The Cambridge experts' model shows that, while there would be a small increase in nitrogen dioxide pollution at some school playgrounds, all except Grasmere would still fall within the national limit of 40 microgrammes per cubic metre.
The area at Grasmere that exceeds the limit is currently a car park, the council says, but would have levels of 40.9 or 40.1, depending on which road closure option is chosen, when converted to a playground. Even this is disputed, with the headteacher saying it is merely next to a car park, although it seems to be a rare point of agreement that the car park will at some stage be removed.
Curiously, that will be done with the help of Take That star Mark Owen, who is linked to the school through Take That songwriter and parent Jamie Norton, and has recorded a charity single that will help fund both St Joseph's Hospice and the school itself.
As well as the grown-ups, child protestors were heard too.
Eight-year-old Ashveer Singh of Grasmere Primary School said: "I'm asthmatic and I'm worried these plans will make it worse and worse.
"Every day of every year people are affected. If we don't put a stop to this we might die out."
Campaigner Lucy Harbor claimed the council's actions had led to a rupturing of community spirit between rival demonstrators in the area.
She said: "It's sad that residents are pitted against one another and it's upsetting when residents badmouth us.

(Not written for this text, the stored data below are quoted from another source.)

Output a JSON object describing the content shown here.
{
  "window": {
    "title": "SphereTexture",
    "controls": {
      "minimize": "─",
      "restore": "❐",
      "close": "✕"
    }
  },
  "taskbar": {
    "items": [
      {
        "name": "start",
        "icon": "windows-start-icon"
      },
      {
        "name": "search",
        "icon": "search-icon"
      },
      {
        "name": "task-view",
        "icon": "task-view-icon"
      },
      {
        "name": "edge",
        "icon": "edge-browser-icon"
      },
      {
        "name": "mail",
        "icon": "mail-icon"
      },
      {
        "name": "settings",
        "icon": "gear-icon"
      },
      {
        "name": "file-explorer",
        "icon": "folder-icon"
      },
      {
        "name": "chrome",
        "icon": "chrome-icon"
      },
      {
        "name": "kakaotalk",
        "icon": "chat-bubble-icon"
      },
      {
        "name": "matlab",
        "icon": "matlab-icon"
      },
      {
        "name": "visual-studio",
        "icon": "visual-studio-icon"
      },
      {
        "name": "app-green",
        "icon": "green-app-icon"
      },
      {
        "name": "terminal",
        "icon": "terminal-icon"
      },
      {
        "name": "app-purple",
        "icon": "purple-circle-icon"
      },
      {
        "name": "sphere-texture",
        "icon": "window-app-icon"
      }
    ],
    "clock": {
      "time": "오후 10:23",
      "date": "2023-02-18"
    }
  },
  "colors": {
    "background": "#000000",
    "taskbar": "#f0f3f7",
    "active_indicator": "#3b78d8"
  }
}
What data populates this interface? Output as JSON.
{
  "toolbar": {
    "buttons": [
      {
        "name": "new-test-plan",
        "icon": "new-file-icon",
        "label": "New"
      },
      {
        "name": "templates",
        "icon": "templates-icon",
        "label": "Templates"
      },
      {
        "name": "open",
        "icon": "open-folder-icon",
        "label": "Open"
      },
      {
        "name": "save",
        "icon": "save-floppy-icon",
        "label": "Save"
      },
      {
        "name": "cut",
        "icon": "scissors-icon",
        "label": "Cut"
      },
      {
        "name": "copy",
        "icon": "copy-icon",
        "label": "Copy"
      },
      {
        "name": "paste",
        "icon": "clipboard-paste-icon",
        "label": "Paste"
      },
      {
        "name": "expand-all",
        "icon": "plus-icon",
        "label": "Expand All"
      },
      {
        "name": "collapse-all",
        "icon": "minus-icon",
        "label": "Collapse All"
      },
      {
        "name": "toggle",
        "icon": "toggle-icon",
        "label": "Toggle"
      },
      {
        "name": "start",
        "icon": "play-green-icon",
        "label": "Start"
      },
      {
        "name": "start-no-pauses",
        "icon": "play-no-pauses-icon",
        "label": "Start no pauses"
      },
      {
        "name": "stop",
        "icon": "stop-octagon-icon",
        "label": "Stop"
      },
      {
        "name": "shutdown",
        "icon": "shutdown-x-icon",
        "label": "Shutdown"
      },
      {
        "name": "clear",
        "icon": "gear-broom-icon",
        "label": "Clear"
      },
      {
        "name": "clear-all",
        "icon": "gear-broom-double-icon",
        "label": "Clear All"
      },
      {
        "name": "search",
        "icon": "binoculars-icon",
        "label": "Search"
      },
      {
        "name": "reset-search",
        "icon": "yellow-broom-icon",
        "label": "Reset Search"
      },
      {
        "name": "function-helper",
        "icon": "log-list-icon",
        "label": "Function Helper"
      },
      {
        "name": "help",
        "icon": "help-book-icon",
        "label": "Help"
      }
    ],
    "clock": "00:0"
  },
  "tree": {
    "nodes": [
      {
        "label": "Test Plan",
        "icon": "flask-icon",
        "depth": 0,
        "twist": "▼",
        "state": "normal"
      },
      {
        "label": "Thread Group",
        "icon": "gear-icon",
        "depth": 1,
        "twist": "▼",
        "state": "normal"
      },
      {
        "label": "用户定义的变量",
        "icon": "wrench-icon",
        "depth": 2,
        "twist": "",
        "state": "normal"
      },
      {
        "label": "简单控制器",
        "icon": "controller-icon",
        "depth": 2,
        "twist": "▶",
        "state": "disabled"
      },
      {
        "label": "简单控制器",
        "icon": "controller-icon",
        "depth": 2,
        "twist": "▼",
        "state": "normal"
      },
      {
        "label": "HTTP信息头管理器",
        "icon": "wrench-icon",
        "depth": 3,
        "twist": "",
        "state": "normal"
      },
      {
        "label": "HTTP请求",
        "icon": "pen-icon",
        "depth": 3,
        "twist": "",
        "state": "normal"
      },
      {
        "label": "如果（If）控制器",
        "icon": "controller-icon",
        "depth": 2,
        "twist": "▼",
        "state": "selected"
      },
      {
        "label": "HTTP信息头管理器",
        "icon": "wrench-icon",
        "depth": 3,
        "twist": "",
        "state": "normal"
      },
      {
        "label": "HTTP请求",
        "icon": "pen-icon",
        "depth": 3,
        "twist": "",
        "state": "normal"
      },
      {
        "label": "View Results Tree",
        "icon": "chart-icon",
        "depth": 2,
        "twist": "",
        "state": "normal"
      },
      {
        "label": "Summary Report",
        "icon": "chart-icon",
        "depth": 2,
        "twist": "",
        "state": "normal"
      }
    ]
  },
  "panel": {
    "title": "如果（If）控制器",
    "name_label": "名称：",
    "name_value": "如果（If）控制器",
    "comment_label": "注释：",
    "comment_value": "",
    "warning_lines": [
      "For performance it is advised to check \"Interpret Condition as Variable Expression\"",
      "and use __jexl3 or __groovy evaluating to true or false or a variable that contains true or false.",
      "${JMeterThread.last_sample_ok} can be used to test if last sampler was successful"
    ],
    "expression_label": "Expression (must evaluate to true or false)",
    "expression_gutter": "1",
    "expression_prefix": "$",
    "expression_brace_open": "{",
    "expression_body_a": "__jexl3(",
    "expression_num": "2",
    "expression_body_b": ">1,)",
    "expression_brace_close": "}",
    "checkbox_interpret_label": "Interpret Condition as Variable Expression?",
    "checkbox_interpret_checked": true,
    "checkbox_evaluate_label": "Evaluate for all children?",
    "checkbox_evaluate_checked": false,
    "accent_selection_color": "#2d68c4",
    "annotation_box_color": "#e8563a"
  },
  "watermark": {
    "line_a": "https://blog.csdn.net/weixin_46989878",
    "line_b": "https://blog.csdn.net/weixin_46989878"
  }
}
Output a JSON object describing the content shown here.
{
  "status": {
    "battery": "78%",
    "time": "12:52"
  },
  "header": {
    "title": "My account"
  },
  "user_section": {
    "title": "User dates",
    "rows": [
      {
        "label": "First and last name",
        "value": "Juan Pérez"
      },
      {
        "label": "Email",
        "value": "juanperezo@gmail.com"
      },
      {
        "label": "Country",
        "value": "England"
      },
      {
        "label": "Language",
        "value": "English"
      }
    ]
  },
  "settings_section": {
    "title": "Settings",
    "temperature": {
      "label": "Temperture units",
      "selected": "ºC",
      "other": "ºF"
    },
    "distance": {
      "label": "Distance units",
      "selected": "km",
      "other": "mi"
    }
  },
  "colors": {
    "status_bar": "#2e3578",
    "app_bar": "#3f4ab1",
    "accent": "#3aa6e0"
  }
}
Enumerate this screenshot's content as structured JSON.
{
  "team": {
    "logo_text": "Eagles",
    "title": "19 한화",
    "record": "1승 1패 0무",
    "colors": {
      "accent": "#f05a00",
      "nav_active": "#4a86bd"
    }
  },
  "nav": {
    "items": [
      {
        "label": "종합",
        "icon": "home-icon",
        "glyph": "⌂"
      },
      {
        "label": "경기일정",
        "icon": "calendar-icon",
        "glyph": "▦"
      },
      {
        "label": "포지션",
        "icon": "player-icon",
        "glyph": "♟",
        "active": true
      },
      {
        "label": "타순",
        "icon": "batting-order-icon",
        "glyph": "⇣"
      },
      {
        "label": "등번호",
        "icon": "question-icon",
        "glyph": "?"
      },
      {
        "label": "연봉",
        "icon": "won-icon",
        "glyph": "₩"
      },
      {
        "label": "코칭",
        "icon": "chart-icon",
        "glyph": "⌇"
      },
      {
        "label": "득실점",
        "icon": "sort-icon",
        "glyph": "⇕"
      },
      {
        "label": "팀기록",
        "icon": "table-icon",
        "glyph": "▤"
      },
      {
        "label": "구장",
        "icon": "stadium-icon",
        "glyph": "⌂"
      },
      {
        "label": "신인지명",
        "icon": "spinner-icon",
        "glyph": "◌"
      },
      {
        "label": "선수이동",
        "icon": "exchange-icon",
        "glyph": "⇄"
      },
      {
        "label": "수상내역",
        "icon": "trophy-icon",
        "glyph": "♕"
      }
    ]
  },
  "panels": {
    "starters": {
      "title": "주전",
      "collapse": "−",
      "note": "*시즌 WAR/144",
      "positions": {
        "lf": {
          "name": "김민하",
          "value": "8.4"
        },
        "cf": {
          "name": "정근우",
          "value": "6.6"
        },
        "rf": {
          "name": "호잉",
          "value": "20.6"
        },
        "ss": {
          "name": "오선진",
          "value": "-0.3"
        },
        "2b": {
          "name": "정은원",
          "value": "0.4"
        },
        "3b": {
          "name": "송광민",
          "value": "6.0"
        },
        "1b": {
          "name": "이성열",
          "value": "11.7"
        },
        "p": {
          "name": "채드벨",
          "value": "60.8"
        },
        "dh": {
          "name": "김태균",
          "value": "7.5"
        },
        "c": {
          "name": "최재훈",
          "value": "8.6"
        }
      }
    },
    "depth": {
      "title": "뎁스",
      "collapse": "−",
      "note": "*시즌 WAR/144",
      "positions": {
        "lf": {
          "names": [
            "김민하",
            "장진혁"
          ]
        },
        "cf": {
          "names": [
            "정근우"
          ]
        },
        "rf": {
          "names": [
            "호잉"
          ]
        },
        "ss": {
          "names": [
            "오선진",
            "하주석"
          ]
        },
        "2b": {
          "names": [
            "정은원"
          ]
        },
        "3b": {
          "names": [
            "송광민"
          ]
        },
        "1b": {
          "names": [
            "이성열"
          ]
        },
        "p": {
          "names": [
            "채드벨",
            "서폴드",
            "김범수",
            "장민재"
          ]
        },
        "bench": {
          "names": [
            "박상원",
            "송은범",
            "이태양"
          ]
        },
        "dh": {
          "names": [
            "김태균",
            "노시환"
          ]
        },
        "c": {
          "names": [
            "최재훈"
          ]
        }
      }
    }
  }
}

"We want a balanced picture with clear facts and information so that both sides can come together."
These strained relations were evident on Tuesday when families living near Brighton Road said their support of the closures was being drowned out by their noisy neighbours.
Anna Williams said: "We don't want the council to 'press pause' [a slogan adopted by CleanAir4Schools] - that will only stop progress on all of the changes the borough needs like improved cycling and reduced car use.
"If it's paused we're worried we'll disappear off the agenda and be left to live in these unsustainable conditions on our streets.
"It's only a matter of time before there's a fatal accident from all the traffic and dangerous driving."
Fellow neighbour Jonny Fort added: "For two years residents have been promised action from Hackney Council.
"There can be no more pauses, no more endless consultations.
"Local parents can't wait any longer."
Earlier this month Hackney Council shot down claims by CleanAir4Schools that air quality tests conducted by climate experts around Stoke Newington schools were "not fit for purpose".
The council is due to hold a public survey on the plans, providing it is passed by cabinet later this month.
Announcing the latest twist in the saga last week, deputy mayor and transport boss Cllr Feryal Demirci said: "The Walford Road proposals are aimed at reducing rat-running traffic and creating a better environment for walking and cycling.
"Residents of Walford Road, Brighton Road and Nevill Road in particular have raised significant concerns about the traffic and the wider adverse implications that this has for the neighbourhood.
"Residents have told us they want to look at and feed back on the proposals in light of the air quality modelling, so I'm recommending further consultation is carried out on option B of the scheme, which, is currently considered to be the better of the two options.
"This will ensure all residents can weigh up the benefits of the proposals alongside the air quality modelling and measures we're implementing to tackle poor air quality in Stoke Newington."